The three networks in this figure are simulated using a simple GLM. These 9 neurons were simulated according to these simple graphs for 100 seconds, resulting in 100,000 samples per neuron.
The raw data was then analyzed using the granger causality framework, without specifying absolutely anything about their connection. These three simple networks were analyzed as one large network in order to both verify that we could directly pick up directional information within the simple networks themselves, as well as the absence of any connection between them. In other words, as far as the granger causality analysis is concerned, the analysis was performed on recordings from 9 neurons for 100 seconds, without knowing anything about them.
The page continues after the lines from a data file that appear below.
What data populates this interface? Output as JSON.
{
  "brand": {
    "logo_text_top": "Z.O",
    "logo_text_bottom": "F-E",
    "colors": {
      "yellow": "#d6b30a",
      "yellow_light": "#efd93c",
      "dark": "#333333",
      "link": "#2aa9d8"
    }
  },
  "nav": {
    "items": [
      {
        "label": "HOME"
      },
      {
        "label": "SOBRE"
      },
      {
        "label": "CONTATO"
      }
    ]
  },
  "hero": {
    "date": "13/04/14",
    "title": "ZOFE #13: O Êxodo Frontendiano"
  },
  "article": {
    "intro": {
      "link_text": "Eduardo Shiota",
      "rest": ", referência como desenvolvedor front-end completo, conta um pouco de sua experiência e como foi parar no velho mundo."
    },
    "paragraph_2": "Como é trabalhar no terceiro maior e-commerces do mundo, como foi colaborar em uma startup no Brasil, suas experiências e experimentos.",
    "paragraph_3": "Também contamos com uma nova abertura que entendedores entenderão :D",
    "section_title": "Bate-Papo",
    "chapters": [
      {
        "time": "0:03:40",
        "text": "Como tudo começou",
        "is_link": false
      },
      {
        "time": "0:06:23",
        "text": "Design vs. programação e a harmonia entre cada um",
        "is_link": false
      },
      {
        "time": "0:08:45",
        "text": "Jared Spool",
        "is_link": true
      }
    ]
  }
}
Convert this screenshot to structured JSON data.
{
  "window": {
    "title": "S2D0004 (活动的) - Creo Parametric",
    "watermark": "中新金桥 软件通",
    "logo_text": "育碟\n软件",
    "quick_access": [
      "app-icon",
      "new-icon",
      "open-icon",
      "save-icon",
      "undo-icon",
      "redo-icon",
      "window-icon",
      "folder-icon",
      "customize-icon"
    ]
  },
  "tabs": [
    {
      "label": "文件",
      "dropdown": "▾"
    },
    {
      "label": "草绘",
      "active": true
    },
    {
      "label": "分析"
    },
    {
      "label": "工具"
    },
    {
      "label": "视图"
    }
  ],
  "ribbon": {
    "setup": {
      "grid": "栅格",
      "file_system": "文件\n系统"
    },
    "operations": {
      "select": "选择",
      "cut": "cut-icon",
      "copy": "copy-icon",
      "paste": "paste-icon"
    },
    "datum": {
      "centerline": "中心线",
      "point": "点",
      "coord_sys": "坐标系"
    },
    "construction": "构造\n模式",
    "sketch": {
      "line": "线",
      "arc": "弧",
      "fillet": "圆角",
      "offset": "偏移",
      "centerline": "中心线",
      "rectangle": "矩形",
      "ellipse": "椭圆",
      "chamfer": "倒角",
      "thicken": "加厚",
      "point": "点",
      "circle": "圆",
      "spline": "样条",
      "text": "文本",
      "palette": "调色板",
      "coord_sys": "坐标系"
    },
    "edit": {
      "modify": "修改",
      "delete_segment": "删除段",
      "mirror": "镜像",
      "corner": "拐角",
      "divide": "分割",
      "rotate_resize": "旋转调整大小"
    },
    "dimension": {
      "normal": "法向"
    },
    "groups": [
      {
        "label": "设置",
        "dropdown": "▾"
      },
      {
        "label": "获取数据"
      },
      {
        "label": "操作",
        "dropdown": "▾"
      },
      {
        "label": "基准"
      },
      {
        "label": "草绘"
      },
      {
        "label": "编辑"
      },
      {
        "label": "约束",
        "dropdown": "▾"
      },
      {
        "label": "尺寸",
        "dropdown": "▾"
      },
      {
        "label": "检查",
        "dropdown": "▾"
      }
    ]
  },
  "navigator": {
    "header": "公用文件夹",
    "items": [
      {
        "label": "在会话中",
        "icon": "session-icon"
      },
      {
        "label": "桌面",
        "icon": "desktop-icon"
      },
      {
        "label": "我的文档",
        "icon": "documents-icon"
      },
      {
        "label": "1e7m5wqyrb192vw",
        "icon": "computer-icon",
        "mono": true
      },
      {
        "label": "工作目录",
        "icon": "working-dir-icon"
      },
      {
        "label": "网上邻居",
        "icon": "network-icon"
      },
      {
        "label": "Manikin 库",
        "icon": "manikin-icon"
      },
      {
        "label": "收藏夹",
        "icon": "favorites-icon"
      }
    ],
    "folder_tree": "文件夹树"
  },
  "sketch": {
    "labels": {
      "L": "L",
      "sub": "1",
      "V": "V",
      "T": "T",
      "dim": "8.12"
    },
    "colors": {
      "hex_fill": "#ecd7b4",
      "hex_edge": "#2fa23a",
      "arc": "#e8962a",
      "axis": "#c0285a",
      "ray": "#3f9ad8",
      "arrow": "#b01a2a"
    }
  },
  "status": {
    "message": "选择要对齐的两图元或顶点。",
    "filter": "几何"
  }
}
These neurons are then numbered from 1 to 9, with network A being 1–3, network B being 4–6, and network C being 7–9.
After performing the full granger causality analysis to estimate relative strengths and directions in the network, we are left with the following figure which represents the relative strengths of the causal interaction between neurons. It estimates as to the extent to which a “causal source” neuron has an effect on a “causal sink” neuron compared to other interconnections.
This however has not performed any statistical significance calculations so hypothesis testing was performed and the false discovery rate was controlled at 1%. Here the red, blue, and green colors denote the presence of excitatory, inhibitory, or no interactions from causal source neuron to causal sink, respectively. In other words, one can look at the bottom row as the start of an arrow, and if there is a blue square up that column you draw an inhibitory directed arrow, if there is a red square you draw an excitatory directed arrow, and if there is a green square you don’t draw anything.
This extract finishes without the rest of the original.